European markets were also weakerin the last session, with Italy’s FTSE MIB tumbling 2.65 percent.

“The League/Five Star is already turning the election into an anti-establishment/anti euro one and that’s what the market has in its sights,” David de Garis, director of economics at National Australia Bank, said in a morning note.

For Asia, however, jitters as a result of political concerns could prove to fade in the medium term. “We are living right now a very complicated situation in Italy. For those who are living in Asia, all they need to do is simply close their eyes, move forward six months and this whole storm will disappear,” Marco Elser, head portfolio manager at Lonsin Capital, told CNBC’s “Squawk Box” on Wednesday.

The euro traded at $1.1532 at 12:14 p.m. HK/SIN, which was below the $1.16 level seen in the previous session. The dollar index, which tracks the dollar against several major currencies, was little changed at 94.887.

Italian bond yields rose, with the two-year yield advancing more than 180 basis points, in the last session as investors sold Italian bonds. The 10-year U.S. Treasury yield came in at 2.82 percent after slipping below 2.8 percent overnight as investors turned to safe-haven assets. Bond prices move inversely to yields.

Other safe-haven plays also firmed overnight, with the Japanese yen on Wednesday holding onto overnight gains to trade at 108.67 to the dollar.

After what seemed like a cooling in tensions between the U.S. and China over bilateral trade issues, the White House on Tuesday said it was moving ahead with plans to subject around $50 billion in Chinese imports to tariffs.

On the commodities front, U.S. West Texas Intermediate crude futures slipped 0.42 percent to trade at $66.45 per barrel after settling 1.7 percent lower on Tuesday.
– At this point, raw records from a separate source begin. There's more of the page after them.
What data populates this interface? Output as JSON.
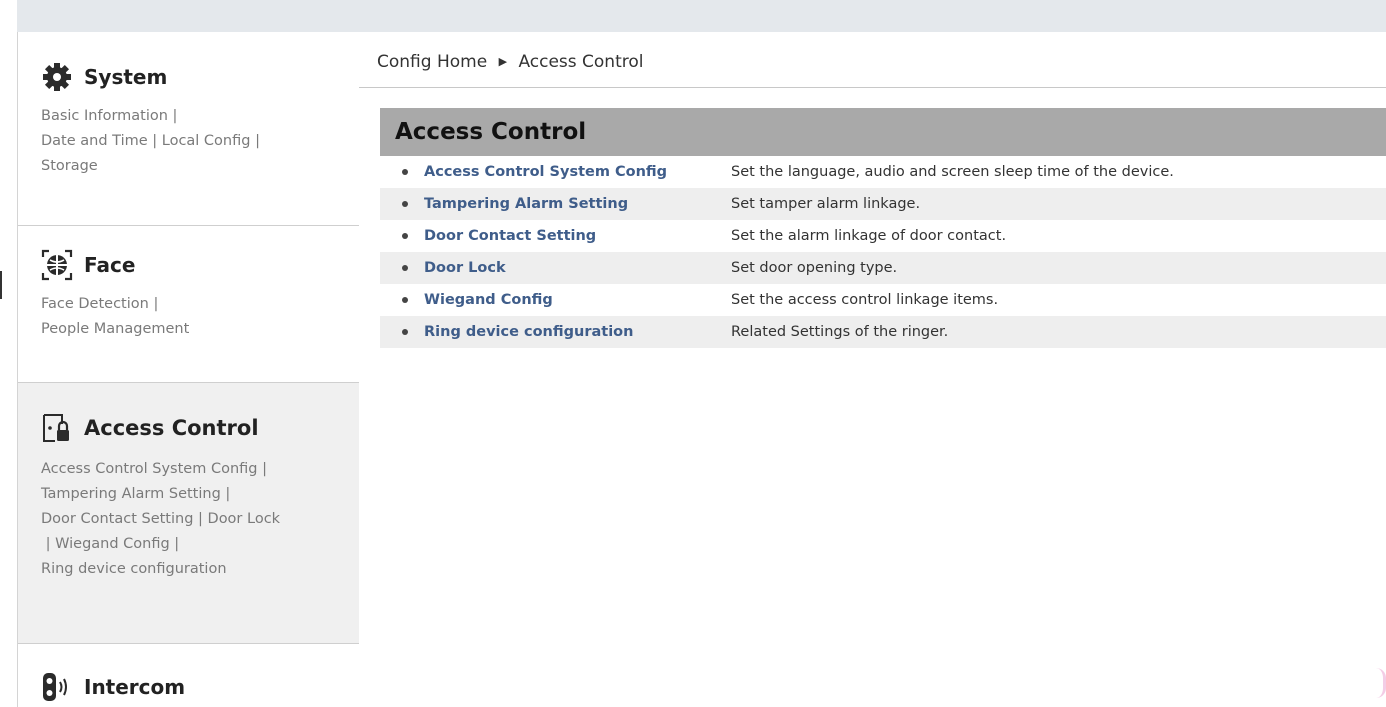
{
  "sidebar": {
    "system": {
      "title": "System",
      "icon": "gear-icon",
      "links": [
        "Basic Information |",
        "Date and Time | Local Config |",
        "Storage"
      ]
    },
    "face": {
      "title": "Face",
      "icon": "face-scan-icon",
      "links": [
        "Face Detection |",
        "People Management"
      ]
    },
    "access": {
      "title": "Access Control",
      "icon": "door-lock-icon",
      "links": [
        "Access Control System Config |",
        "Tampering Alarm Setting |",
        "Door Contact Setting | Door Lock",
        " | Wiegand Config |",
        "Ring device configuration"
      ]
    },
    "intercom": {
      "title": "Intercom",
      "icon": "doorbell-icon"
    }
  },
  "breadcrumb": {
    "home": "Config Home",
    "separator": "▶",
    "current": "Access Control"
  },
  "panel": {
    "title": "Access Control",
    "items": [
      {
        "label": "Access Control System Config",
        "desc": "Set the language, audio and screen sleep time of the device."
      },
      {
        "label": "Tampering Alarm Setting",
        "desc": "Set tamper alarm linkage."
      },
      {
        "label": "Door Contact Setting",
        "desc": "Set the alarm linkage of door contact."
      },
      {
        "label": "Door Lock",
        "desc": "Set door opening type."
      },
      {
        "label": "Wiegand Config",
        "desc": "Set the access control linkage items."
      },
      {
        "label": "Ring device configuration",
        "desc": "Related Settings of the ringer."
      }
    ]
  },
  "colors": {
    "link": "#3f5d8a",
    "panel_header": "#a9a9a9",
    "active_section": "#f0f0f0"
  }
}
Brent crude futures were down 0.69 percent at $74.87. Oil prices have come under pressure following news last week that Saudi Arabia and Russia had discussed raising output.

Also of note, Indonesia’s central bank will meet on Wednesday after seeing little success with recent attempts to prop up the Indonesian rupiah. Most analysts polled by Reuters expect Bank Indonesia to raise its main rate by 25 basis points.

Among individual movers, shares of Nintendo rose 3.75 percent after the consumer electronics company announced three new Pokemon titles for its Switch console.